Sleep deprivation combines with all of the chaos in our lives and creates one of our worst enemies: anxiety. Post-partum anxiety has hit my wife hard after each of the kids. I’m so proud of how she has been able to push through it. I see her trying to shift her mindset every day. Breastfeeding is a huge concern and cause of anxiety in her.
When our first baby was bottle-fed, it was easy to keep track of how much he was eating. We always knew he was okay because we knew exactly how much milk he was getting. With breastfed children, you don’t know. Are they crying because they’re hungry? Are they eating enough during the day? Do they still need to be eating at night? The only thing I can do for her is let her know that everything is going to be okay.

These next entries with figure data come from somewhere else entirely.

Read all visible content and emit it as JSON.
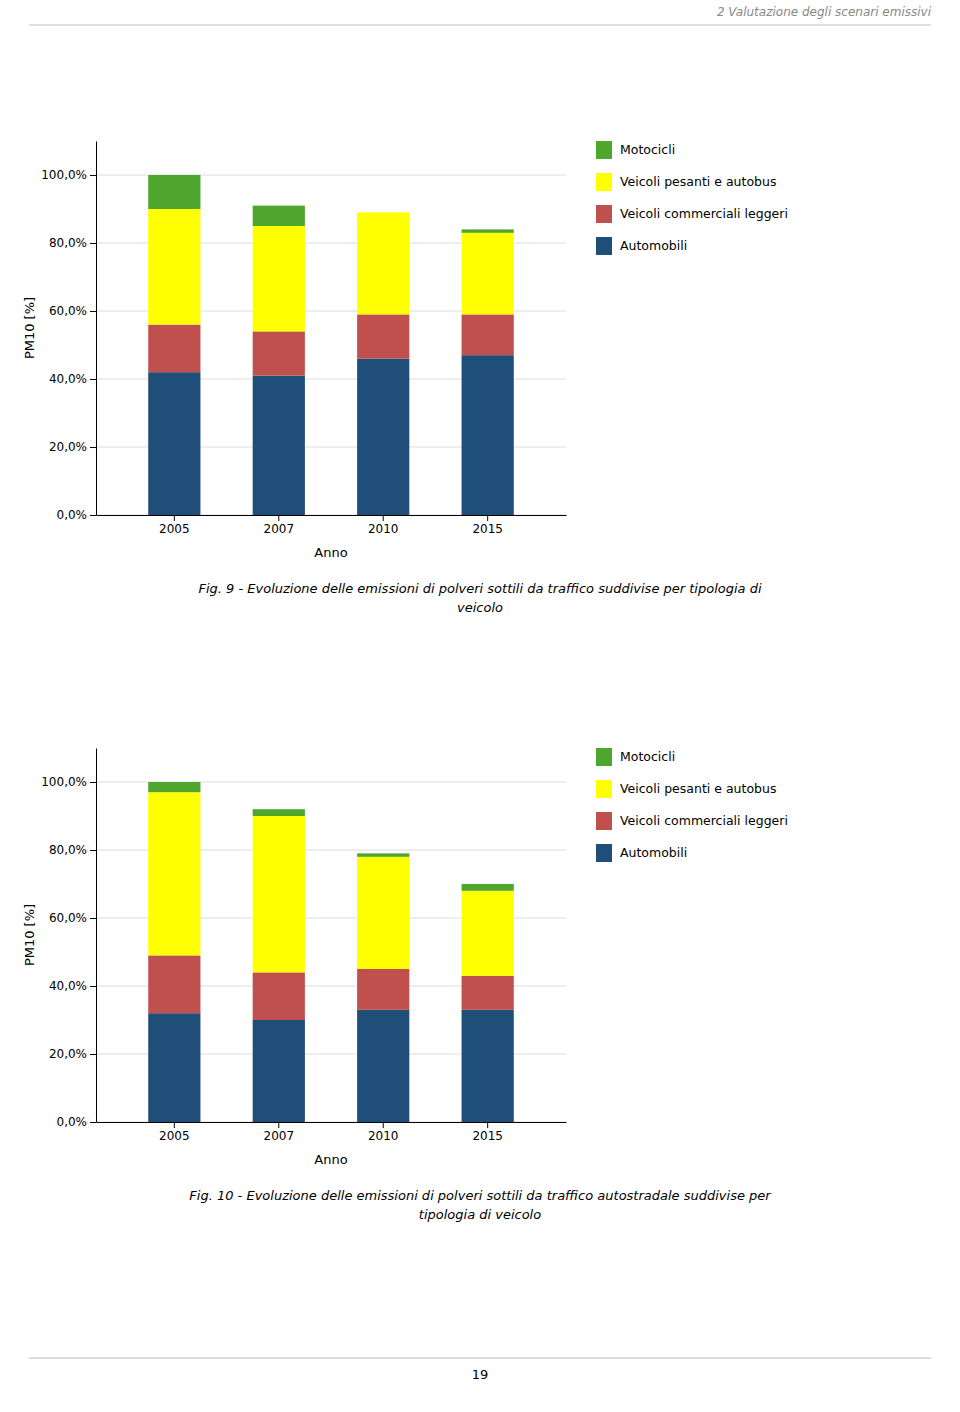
{
  "header": "2 Valutazione degli scenari emissivi",
  "page_number": "19",
  "chart_data": [
    {
      "type": "bar",
      "stacked": true,
      "grid": true,
      "legend": "right",
      "categories": [
        "2005",
        "2007",
        "2010",
        "2015"
      ],
      "series": [
        {
          "name": "Automobili",
          "color": "#1f4e79",
          "values": [
            42.0,
            41.0,
            46.0,
            47.0
          ]
        },
        {
          "name": "Veicoli commerciali leggeri",
          "color": "#c0504d",
          "values": [
            14.0,
            13.0,
            13.0,
            12.0
          ]
        },
        {
          "name": "Veicoli pesanti e autobus",
          "color": "#ffff00",
          "values": [
            34.0,
            31.0,
            30.0,
            24.0
          ]
        },
        {
          "name": "Motocicli",
          "color": "#4ea72c",
          "values": [
            10.0,
            6.0,
            0.0,
            1.0
          ]
        }
      ],
      "xlabel": "Anno",
      "ylabel": "PM10 [%]",
      "ylim": [
        0,
        110
      ],
      "yticks": [
        {
          "value": 0.0,
          "label": "0,0%"
        },
        {
          "value": 20.0,
          "label": "20,0%"
        },
        {
          "value": 40.0,
          "label": "40,0%"
        },
        {
          "value": 60.0,
          "label": "60,0%"
        },
        {
          "value": 80.0,
          "label": "80,0%"
        },
        {
          "value": 100.0,
          "label": "100,0%"
        }
      ],
      "caption": [
        "Fig. 9 - Evoluzione delle emissioni di polveri sottili da traffico suddivise per tipologia di",
        "veicolo"
      ]
    },
    {
      "type": "bar",
      "stacked": true,
      "grid": true,
      "legend": "right",
      "categories": [
        "2005",
        "2007",
        "2010",
        "2015"
      ],
      "series": [
        {
          "name": "Automobili",
          "color": "#1f4e79",
          "values": [
            32.0,
            30.0,
            33.0,
            33.0
          ]
        },
        {
          "name": "Veicoli commerciali leggeri",
          "color": "#c0504d",
          "values": [
            17.0,
            14.0,
            12.0,
            10.0
          ]
        },
        {
          "name": "Veicoli pesanti e autobus",
          "color": "#ffff00",
          "values": [
            48.0,
            46.0,
            33.0,
            25.0
          ]
        },
        {
          "name": "Motocicli",
          "color": "#4ea72c",
          "values": [
            3.0,
            2.0,
            1.0,
            2.0
          ]
        }
      ],
      "xlabel": "Anno",
      "ylabel": "PM10 [%]",
      "ylim": [
        0,
        110
      ],
      "yticks": [
        {
          "value": 0.0,
          "label": "0,0%"
        },
        {
          "value": 20.0,
          "label": "20,0%"
        },
        {
          "value": 40.0,
          "label": "40,0%"
        },
        {
          "value": 60.0,
          "label": "60,0%"
        },
        {
          "value": 80.0,
          "label": "80,0%"
        },
        {
          "value": 100.0,
          "label": "100,0%"
        }
      ],
      "caption": [
        "Fig. 10 - Evoluzione delle emissioni di polveri sottili da traffico autostradale suddivise per",
        "tipologia di veicolo"
      ]
    }
  ]
}
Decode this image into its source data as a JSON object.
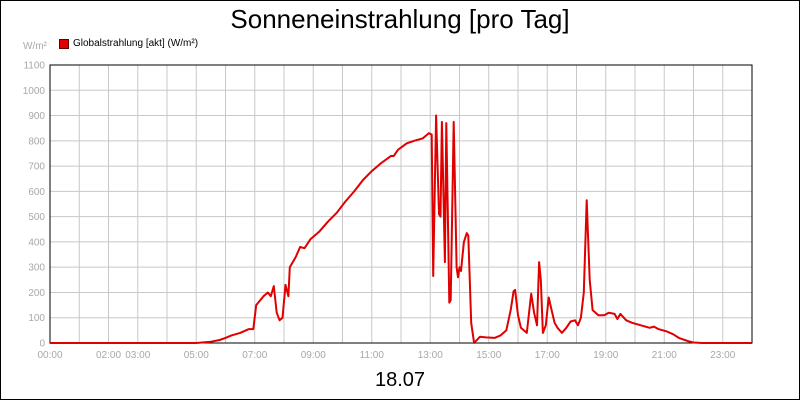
{
  "title": "Sonneneinstrahlung [pro Tag]",
  "date_label": "18.07",
  "chart_data": {
    "type": "line",
    "unit_label": "W/m²",
    "legend_position": "top-left",
    "grid": true,
    "xlim": [
      0,
      24
    ],
    "ylim": [
      0,
      1100
    ],
    "y_ticks": [
      0,
      100,
      200,
      300,
      400,
      500,
      600,
      700,
      800,
      900,
      1000,
      1100
    ],
    "x_tick_labels": [
      {
        "x": 0,
        "label": "00:00"
      },
      {
        "x": 2,
        "label": "02:00"
      },
      {
        "x": 3,
        "label": "03:00"
      },
      {
        "x": 5,
        "label": "05:00"
      },
      {
        "x": 7,
        "label": "07:00"
      },
      {
        "x": 9,
        "label": "09:00"
      },
      {
        "x": 11,
        "label": "11:00"
      },
      {
        "x": 13,
        "label": "13:00"
      },
      {
        "x": 15,
        "label": "15:00"
      },
      {
        "x": 17,
        "label": "17:00"
      },
      {
        "x": 19,
        "label": "19:00"
      },
      {
        "x": 21,
        "label": "21:00"
      },
      {
        "x": 23,
        "label": "23:00"
      }
    ],
    "series": [
      {
        "name": "Globalstrahlung [akt] (W/m²)",
        "color": "#e00000",
        "points": [
          [
            0,
            0
          ],
          [
            5.0,
            0
          ],
          [
            5.5,
            5
          ],
          [
            5.8,
            12
          ],
          [
            6.0,
            20
          ],
          [
            6.2,
            30
          ],
          [
            6.5,
            40
          ],
          [
            6.8,
            55
          ],
          [
            6.95,
            55
          ],
          [
            7.05,
            150
          ],
          [
            7.3,
            185
          ],
          [
            7.45,
            200
          ],
          [
            7.55,
            185
          ],
          [
            7.65,
            225
          ],
          [
            7.75,
            120
          ],
          [
            7.85,
            90
          ],
          [
            7.95,
            100
          ],
          [
            8.05,
            230
          ],
          [
            8.15,
            185
          ],
          [
            8.2,
            300
          ],
          [
            8.4,
            340
          ],
          [
            8.55,
            380
          ],
          [
            8.7,
            375
          ],
          [
            8.9,
            410
          ],
          [
            9.2,
            440
          ],
          [
            9.5,
            480
          ],
          [
            9.8,
            515
          ],
          [
            10.1,
            560
          ],
          [
            10.4,
            600
          ],
          [
            10.7,
            645
          ],
          [
            11.0,
            680
          ],
          [
            11.3,
            710
          ],
          [
            11.6,
            735
          ],
          [
            11.65,
            740
          ],
          [
            11.75,
            740
          ],
          [
            11.9,
            765
          ],
          [
            12.2,
            790
          ],
          [
            12.45,
            800
          ],
          [
            12.75,
            810
          ],
          [
            12.95,
            830
          ],
          [
            13.05,
            825
          ],
          [
            13.1,
            265
          ],
          [
            13.2,
            900
          ],
          [
            13.3,
            510
          ],
          [
            13.35,
            500
          ],
          [
            13.4,
            875
          ],
          [
            13.5,
            320
          ],
          [
            13.55,
            870
          ],
          [
            13.65,
            160
          ],
          [
            13.7,
            170
          ],
          [
            13.8,
            875
          ],
          [
            13.9,
            300
          ],
          [
            13.95,
            260
          ],
          [
            14.0,
            300
          ],
          [
            14.05,
            285
          ],
          [
            14.15,
            400
          ],
          [
            14.25,
            435
          ],
          [
            14.3,
            425
          ],
          [
            14.4,
            80
          ],
          [
            14.5,
            0
          ],
          [
            14.7,
            25
          ],
          [
            14.9,
            22
          ],
          [
            15.2,
            20
          ],
          [
            15.4,
            30
          ],
          [
            15.6,
            50
          ],
          [
            15.75,
            130
          ],
          [
            15.85,
            205
          ],
          [
            15.9,
            210
          ],
          [
            16.0,
            110
          ],
          [
            16.1,
            60
          ],
          [
            16.3,
            40
          ],
          [
            16.45,
            195
          ],
          [
            16.55,
            120
          ],
          [
            16.65,
            70
          ],
          [
            16.72,
            320
          ],
          [
            16.78,
            250
          ],
          [
            16.85,
            40
          ],
          [
            16.95,
            70
          ],
          [
            17.05,
            180
          ],
          [
            17.15,
            130
          ],
          [
            17.25,
            80
          ],
          [
            17.35,
            60
          ],
          [
            17.5,
            40
          ],
          [
            17.65,
            60
          ],
          [
            17.8,
            85
          ],
          [
            17.95,
            90
          ],
          [
            18.05,
            70
          ],
          [
            18.15,
            100
          ],
          [
            18.25,
            200
          ],
          [
            18.35,
            565
          ],
          [
            18.45,
            250
          ],
          [
            18.55,
            130
          ],
          [
            18.75,
            110
          ],
          [
            18.95,
            110
          ],
          [
            19.1,
            120
          ],
          [
            19.3,
            115
          ],
          [
            19.4,
            95
          ],
          [
            19.5,
            115
          ],
          [
            19.7,
            90
          ],
          [
            19.9,
            80
          ],
          [
            20.2,
            70
          ],
          [
            20.5,
            60
          ],
          [
            20.65,
            65
          ],
          [
            20.8,
            55
          ],
          [
            21.1,
            45
          ],
          [
            21.3,
            35
          ],
          [
            21.5,
            20
          ],
          [
            21.8,
            8
          ],
          [
            22.0,
            2
          ],
          [
            22.3,
            0
          ],
          [
            24.0,
            0
          ]
        ]
      }
    ]
  }
}
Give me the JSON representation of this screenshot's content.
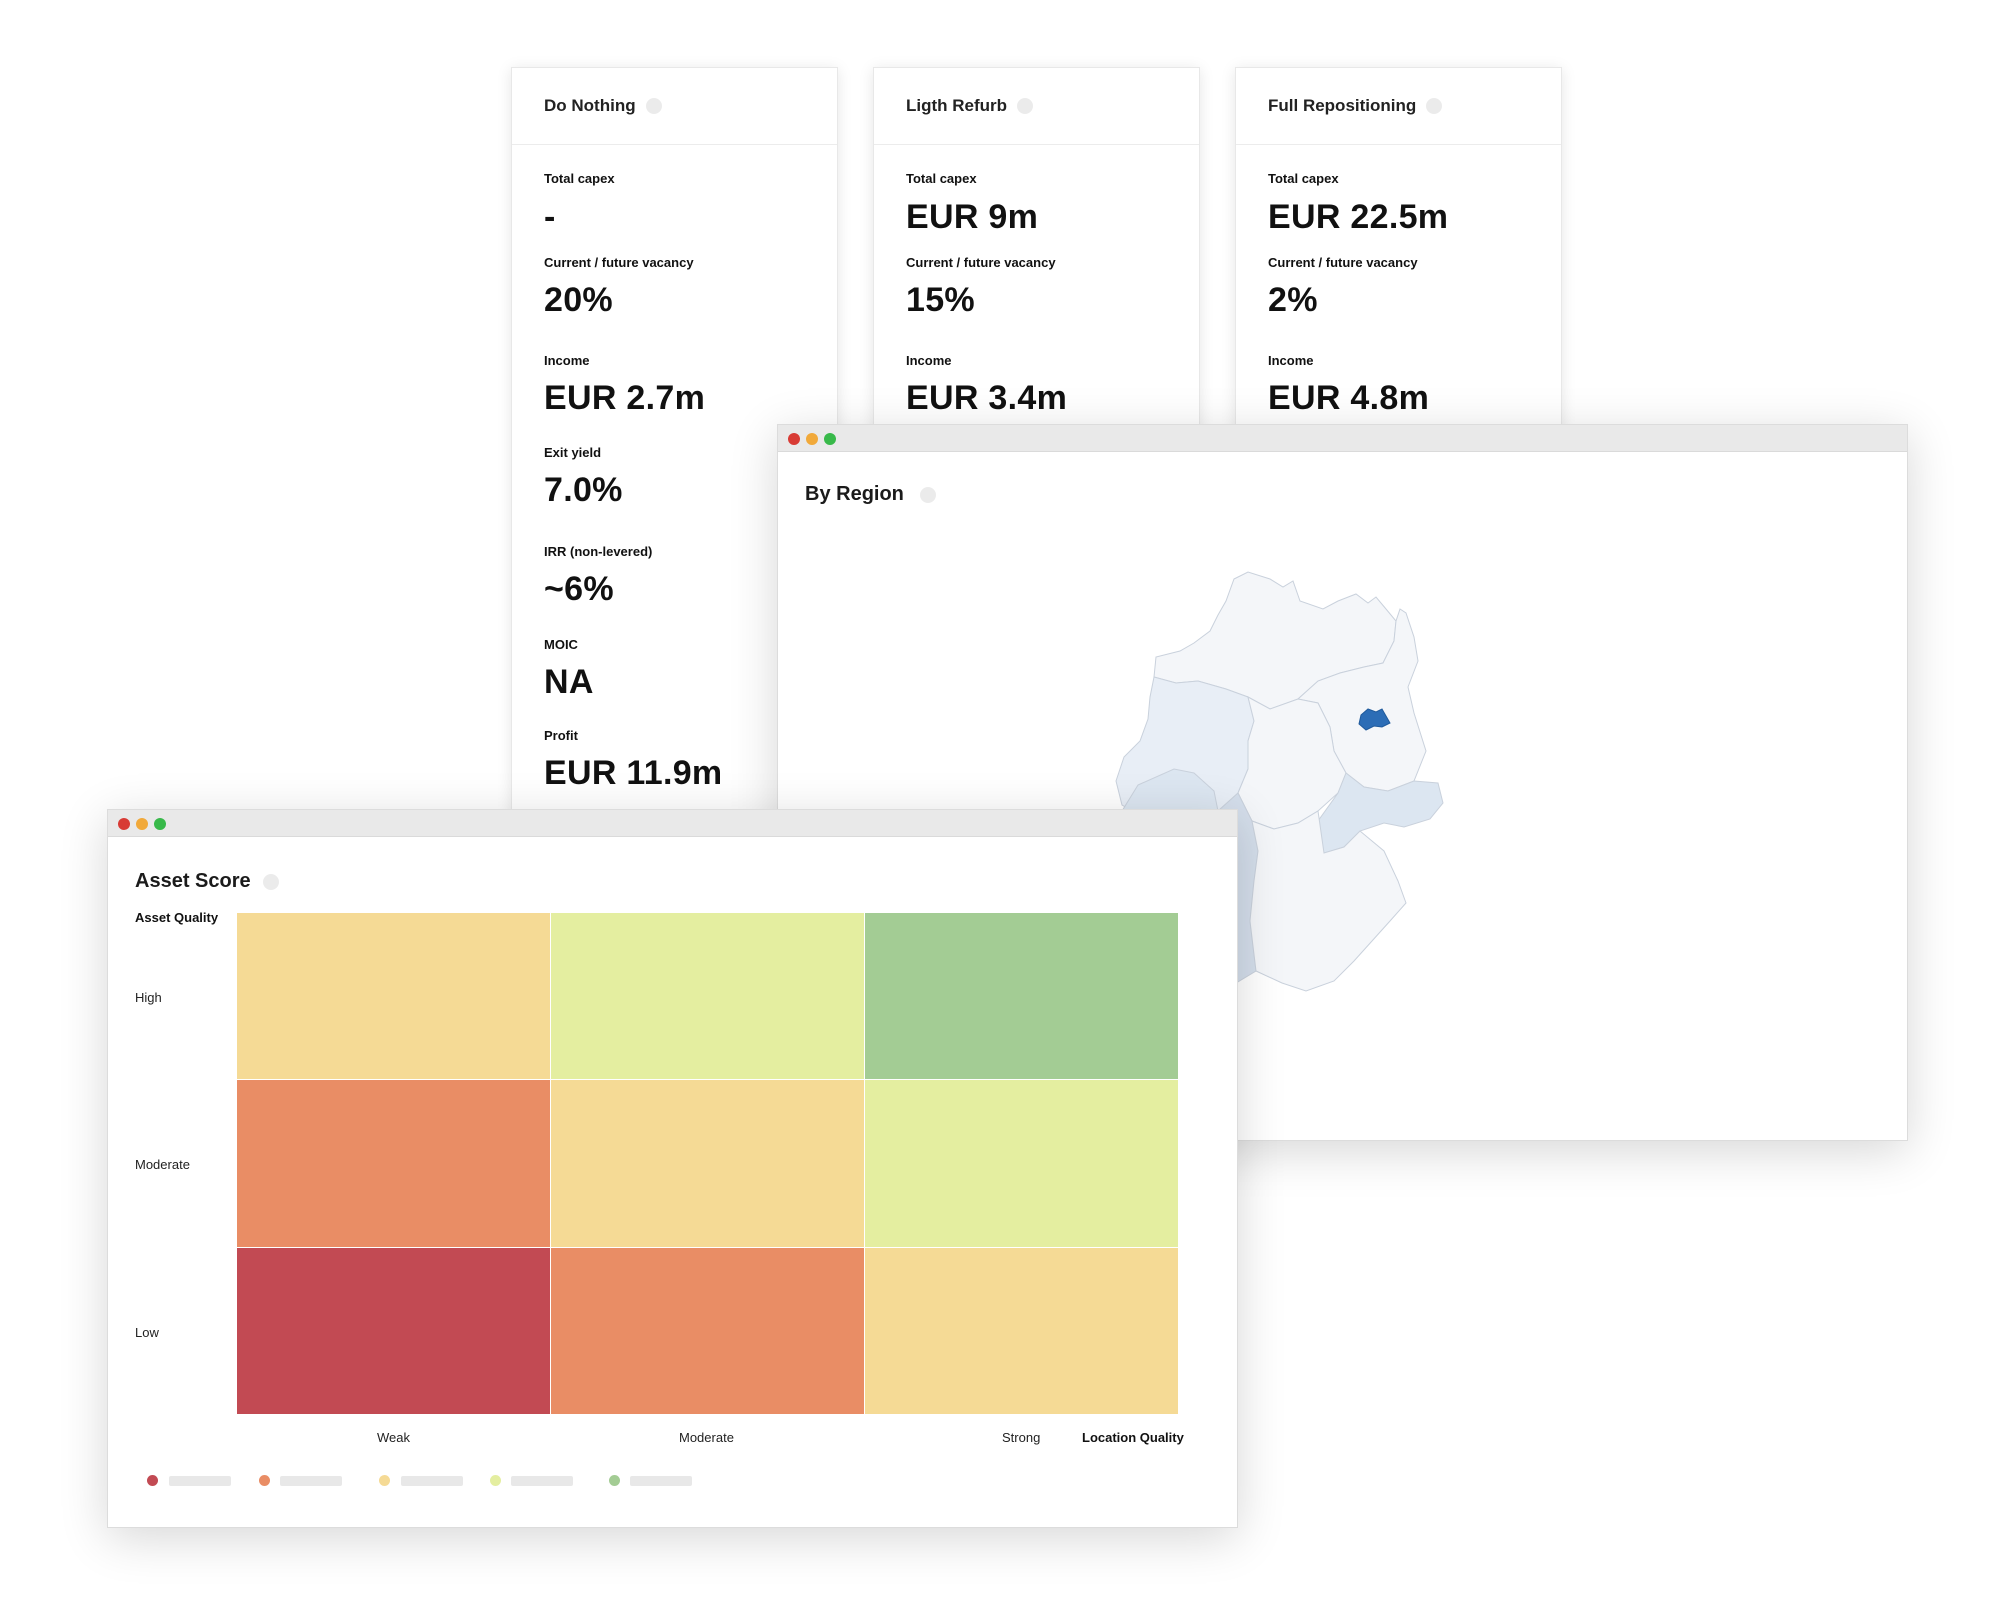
{
  "scenarios": [
    {
      "title": "Do Nothing",
      "metrics": [
        {
          "label": "Total capex",
          "value": "-"
        },
        {
          "label": "Current / future vacancy",
          "value": "20%"
        },
        {
          "label": "Income",
          "value": "EUR 2.7m"
        },
        {
          "label": "Exit yield",
          "value": "7.0%"
        },
        {
          "label": "IRR (non-levered)",
          "value": "~6%"
        },
        {
          "label": "MOIC",
          "value": "NA"
        },
        {
          "label": "Profit",
          "value": "EUR 11.9m"
        }
      ]
    },
    {
      "title": "Ligth Refurb",
      "metrics": [
        {
          "label": "Total capex",
          "value": "EUR 9m"
        },
        {
          "label": "Current / future vacancy",
          "value": "15%"
        },
        {
          "label": "Income",
          "value": "EUR 3.4m"
        }
      ]
    },
    {
      "title": "Full Repositioning",
      "metrics": [
        {
          "label": "Total capex",
          "value": "EUR 22.5m"
        },
        {
          "label": "Current / future vacancy",
          "value": "2%"
        },
        {
          "label": "Income",
          "value": "EUR 4.8m"
        }
      ]
    }
  ],
  "region_window": {
    "title": "By Region",
    "highlight_color": "#2c6db6",
    "shade_color": "#dce6f1",
    "base_color": "#f4f6f9"
  },
  "asset_window": {
    "title": "Asset Score",
    "y_axis_title": "Asset Quality",
    "x_axis_title": "Location Quality",
    "y_labels": [
      "High",
      "Moderate",
      "Low"
    ],
    "x_labels": [
      "Weak",
      "Moderate",
      "Strong"
    ],
    "grid_colors": [
      [
        "#f5da95",
        "#e4eea0",
        "#a3cc94"
      ],
      [
        "#e98d65",
        "#f5da95",
        "#e4eea0"
      ],
      [
        "#c24a53",
        "#e98d65",
        "#f5da95"
      ]
    ],
    "legend_colors": [
      "#c24a53",
      "#e98d65",
      "#f5da95",
      "#e4eea0",
      "#a3cc94"
    ]
  },
  "window_controls": {
    "close": "#d83b35",
    "minimize": "#f1a93a",
    "maximize": "#38b94a"
  }
}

We have very small children. All 3 have been under the 10th percentile for weight through their first year. Every doctor that we have had has hammered anxiety into my wife that our kids might not be eating enough because they are so small. I have to reassure her that we have small babies, that I was a small baby, and that she comes from a family of jockeys. I check the baby’s soft spot with her and tell her that they are okay. If the baby is having a bottle of breastmilk, we measure it to reassure her that they are eating.
She mostly needs me to hold her tight and tell her everything is going to be okay. I need to do that for her regularly.
When we got married, I knew that Katie planned to breastfeed the children. I thought I was so lucky. I was so naive. I was also selfish. We’ve grown as a couple and as people. I’ve learned a lot about myself thanks to our kids. They have truly shown me the parts of me I need to improve. I’m thankful every day that I’m the dad because I don’t think I have what it takes to fill the mom’s role. Breastfeeding is only a small part of that role, but I do what I can to fulfill my own role with our breastfed children.